Прорицатель (СИ) - Пушкарева Юлия Евгеньевна. Страница 73

— Я не знаю, — прошептал Мей, остро чувствуя своё бессилие. — Не знаю. Как я могу тебе доверять? Откуда мне знать, что с моим Даром под рукой ты не станешь угрозой для всего?

— Придётся положиться на моё слово.

— Я не стану этого делать.

— У тебя есть выбор?

Мей не ответил.

— Есть кое-что ещё, Мей. Может быть, это заставит тебя решиться.

— Куда уж больше, — глухо сказал он. — Немало того, что ты уже сказал. Есть в моей жизни хоть один выбор, который я сделал сам?

— Есть. А если даже и нет, то этот станет первым... Мей, я знаю твоего отца.

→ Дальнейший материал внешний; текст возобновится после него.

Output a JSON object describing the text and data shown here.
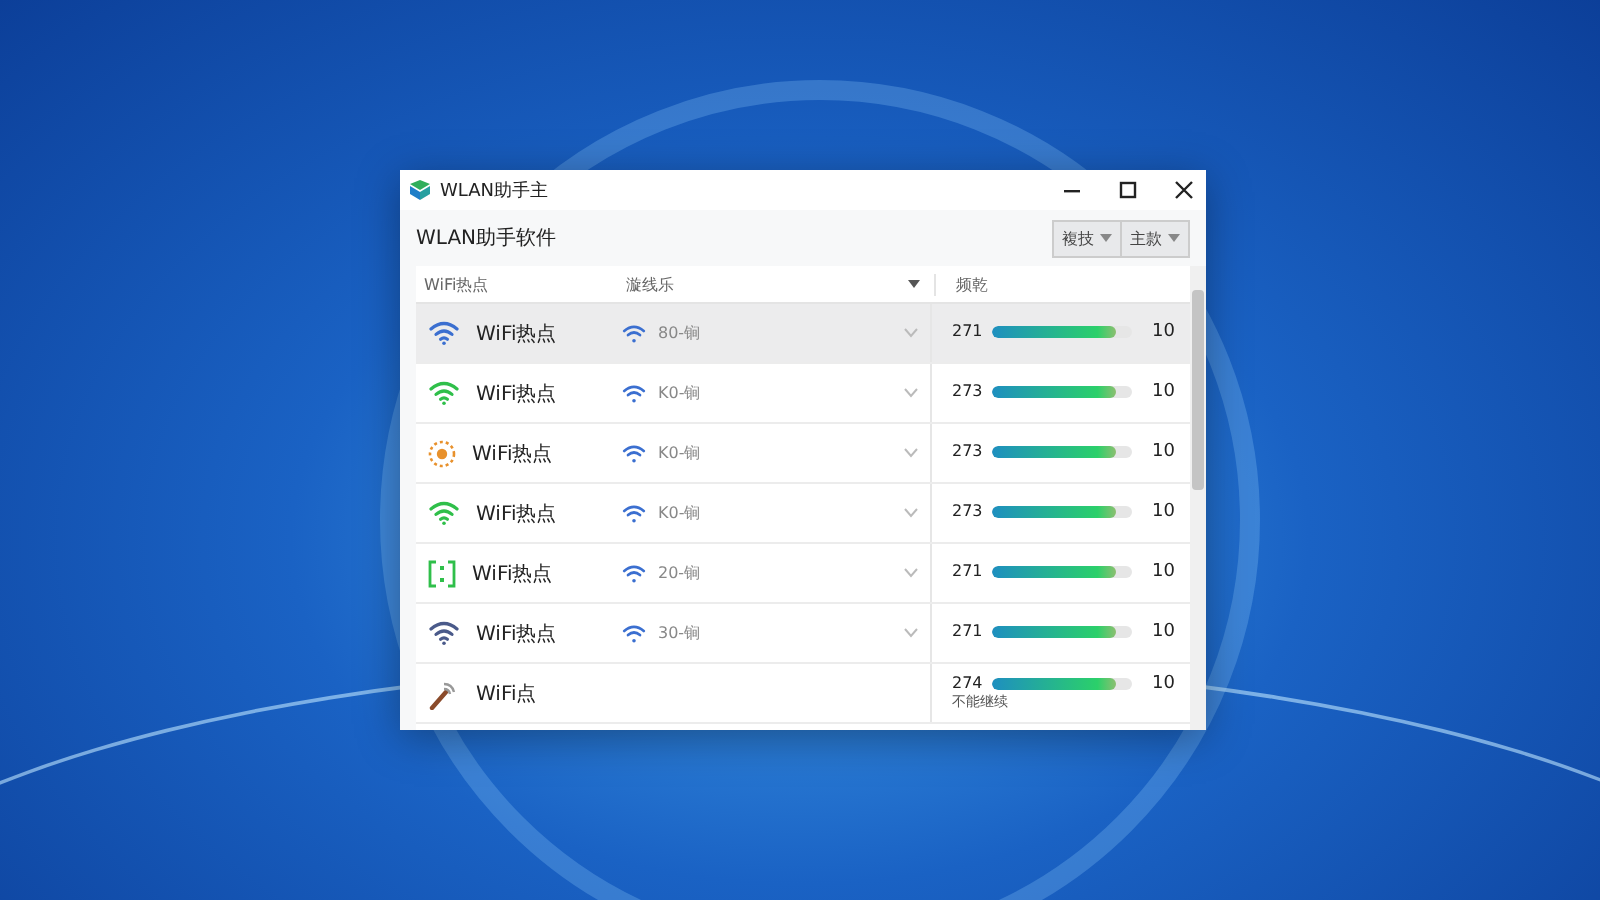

Мей повернулся к нему, надеясь найти признаки лжи — и не нашёл их. Те же смешливые, с сумасшедшинкой глаза, и ничего больше.

— Я слушаю.

— Ты не заметил, — Кнеша выразительно указал на его перстень, — черты семейного сходства с моном Бенедиктом?...  — он потянул паузу, явно наслаждаясь реакцией. — Представляешь, сколько чудесных совпадений?... Я давно подозревал, но уверился только после его изгнания, когда нашёл дневники... Бедный, честный мон Бенедикт — надо же было додуматься вспоминать о родине и о прекрасной покинутой Кейле на языке Рагнарата!..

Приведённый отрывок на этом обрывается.